Originally posted by Sicilian Sausage No this time I forgot to lock the bloody lock Trev. I left it down the side of my friend's house and got carried away with proceedings.
Damn and crap.
EDIT: PS first time bike lock was from LIDL so yeah, you could call it strawberry laces. They'e still bastards though..
How much was the bike worth? Next time buy a really crappy bike that no one would want to steal.
Originally posted by Trev33 How much was the bike worth? Next time buy a really crappy bike that no one would want to steal.
As crappy as crappy could be with the level of functionality that I require. £50 quid it was. People will nick anything if it is not nailed down, just for the sake of it; as a trophy; just to prove somethng to themselves and their peers. Tragic.

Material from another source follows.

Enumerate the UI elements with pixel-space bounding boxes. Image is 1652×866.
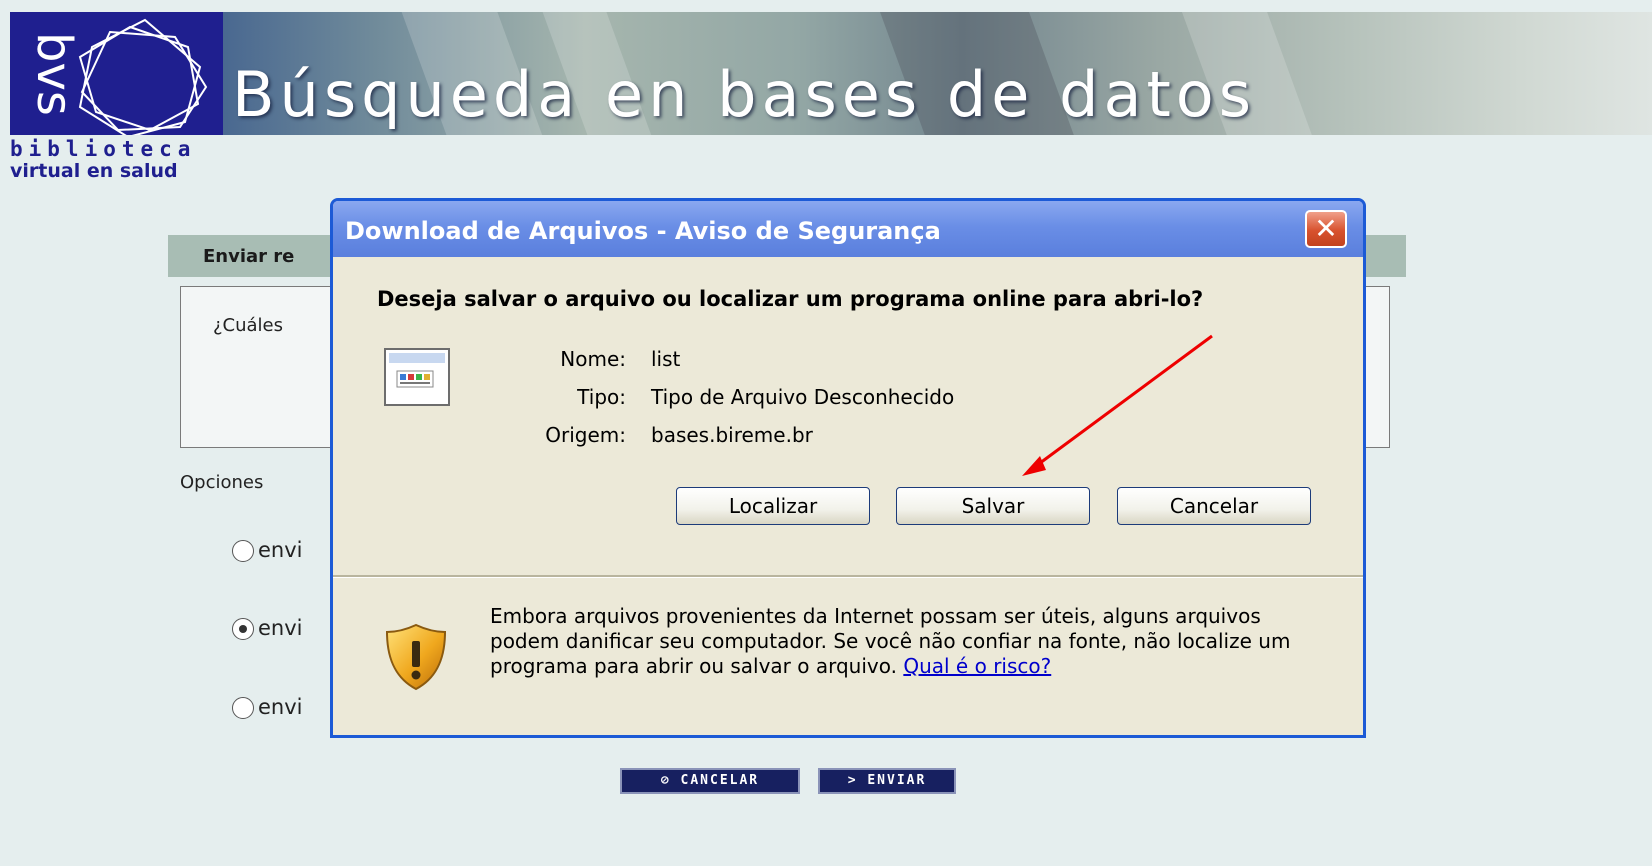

Originally posted by Sicilian Sausage I hope they crash and graze their elbows.
Damn!
Jimmy, here you go pal. You need this bike. When you leave it, take the seat with you. If the thief tries to ride off with it, it automatically kicks their ass.
Originally posted by Sicilian Sausage As crappy as crappy could be with the level of functionality that I require. £50 quid it was. People will nick anything if it is not nailed down, just for the sake of it; as a trophy; just to prove somethng to themselves and their peers. Tragic.
You might find it in an alley within one mile of the scene of the theft. If you have a mind to wander down alleys...
EDIT: it's the sort of footwork 'Baker Street Irregulars' could be hired for less than 50 quid to take care of for you. That's assuming you have a foto of the bike.